Noi puntiamo su Stefano Caldoro

fonderia delle idee

Doveva essere la grande occasione per rilanciare un partito diviso, invece, la Fonderia delle Idee, non ha fatto altro che mettere in luce tutte le contraddizioni e le divisioni del Pd campano. Lettiani, renziani, socialisti, de luchiani, ex vendoliani, tutti uniti nell’incapacità di trovare una sintesi. Chi giocava in casa, Pina Picierno, si è ritrovata di fatto a doversi scontrare con l’unico vero candidato uscito fuori dalla kermesse democratica: Vincenzo De Luca. Che, parole della Picierno, “pensa solo al suo tornaconto”.

Il bilancio della Fonderia è evidentemente quello di un insuccesso, soprattutto se si considera che l’evento non ha rispettato le attese della vigilia. Il centrosinistra, infatti, non ha saputo darsi né una candidatura forte da contrapporre a quella di Caldoro, ma nemmeno una squadra. Anzi. L’evento di consacrazione del nuovo establishment renziano ha visto di fatto emergere le sole candidature di chi, forse, non incarnava al meglio lo spirito dell’evento stesso: la lettiana Angelica Saggese e il sindaco di Salerno.

Caldoro, viceversa, ha dimostrato di aver consolidato negli anni del suo mandato un consenso trasversale, in grado di oltrepassare i confini del centrodestra. Così chi fino a ieri sembrava pronto a usare la Fonderia come trampolino di lancio per una candidatura alla Regione, oggi, anche in considerazione degli scenari politici che apre la vicenda De Magistris preferisce restare in attesa. Vuoi perché il Pd, e chi deciderà di candidarsi, sa già che quella che con Caldoro non sarà una sfida facile; vuoi perché perdere una competizione elettorale dopo il 40,8% di Renzi alle europee è un rischio che nel Partito Democratico nessuno vuole assumersi.

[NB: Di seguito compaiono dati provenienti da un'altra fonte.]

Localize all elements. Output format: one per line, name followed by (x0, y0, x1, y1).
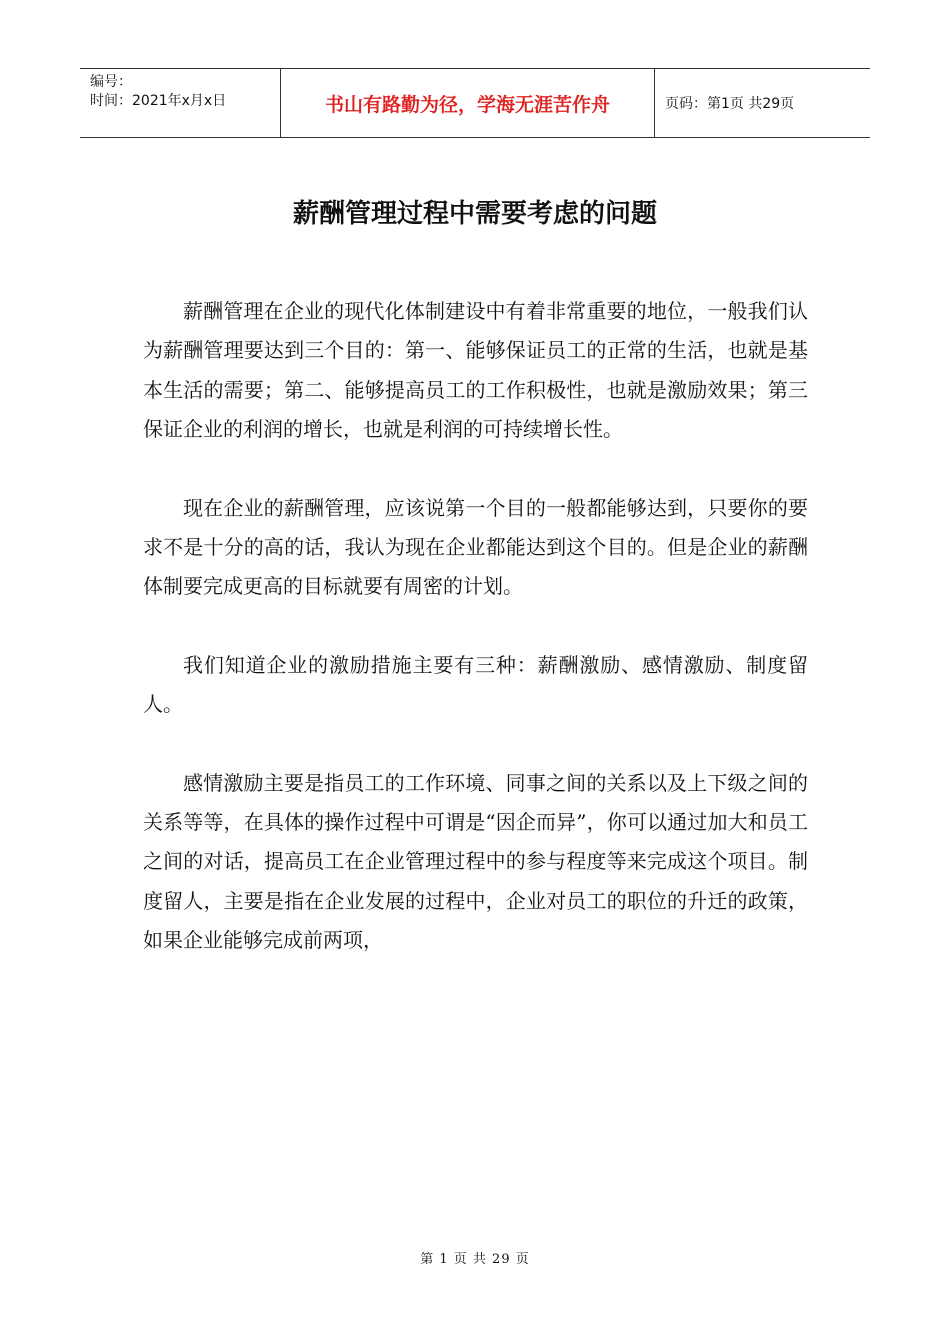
header-page-cell (655, 69, 870, 137)
header-motto-cell (281, 69, 655, 137)
body-paragraph: 现在企业的薪酬管理，应该说第一个目的一般都能够达到，只要你的要求不是十分的高的话，我认为现在企业都能达到这个目的。但是企业的薪酬体制要完成更高的目标就要有周密的计划。 (143, 495, 808, 599)
header-page-info: 页码：第1页 共29页 (665, 96, 795, 112)
document-header (80, 68, 870, 138)
document-title: 薪酬管理过程中需要考虑的问题 (292, 199, 657, 229)
body-paragraph: 薪酬管理在企业的现代化体制建设中有着非常重要的地位，一般我们认为薪酬管理要达到三个目的：第一、能够保证员工的正常的生活，也就是基本生活的需要；第二、能够提高员工的工作积极性，也就是激励效果；第三保证企业的利润的增长，也就是利润的可持续增长性。 (143, 299, 808, 442)
body-paragraph: 感情激励主要是指员工的工作环境、同事之间的关系以及上下级之间的关系等等，在具体的操作过程中可谓是“因企而异”，你可以通过加大和员工之间的对话，提高员工在企业管理过程中的参与程度等来完成这个项目。制度留人，主要是指在企业发展的过程中，企业对员工的职位的升迁的政策，如果企业能够完成前两项， (143, 770, 808, 953)
page-footer: 第 1 页 共 29 页 (420, 1252, 530, 1267)
header-motto: 书山有路勤为径，学海无涯苦作舟 (324, 93, 610, 116)
header-meta-cell (80, 69, 281, 137)
document-body (143, 292, 808, 1000)
document-number-label: 编号： (90, 74, 132, 90)
document-date: 时间：2021年x月x日 (90, 93, 227, 109)
body-paragraph: 我们知道企业的激励措施主要有三种：薪酬激励、感情激励、制度留人。 (143, 652, 808, 717)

Se la sfida del centrosinistra parte azzoppata, quella del centrodestra non va sottovalutata. Per proseguire nell’azione di buon governo portata avanti da Caldoro e prepararsi ad essere un’alternativa forte e credibile alle prossime amministrative sarà necessario non tanto trovare una quadra sulle alleanze (in tal senso c’è sempre stata apertura), quanto compattezza sulla visione di insieme. Ncd, ad esempio, dovrebbe chiarire in quale area politica intende collocarsi: se quella dei renziani con cui governa o quella del centrodestra.

La sfida del centrodestra in Campania è dunque quella di valorizzare una leadership regionale forte e coesa, presentandosi ai prossimi appuntamenti elettorali forti della nostra esperienza e uniti nella visione di chi ha già dimostrato e vuole continuare a dimostrare che la Campania può e deve tornare ad essere protagonista di un straordinario cambiamento.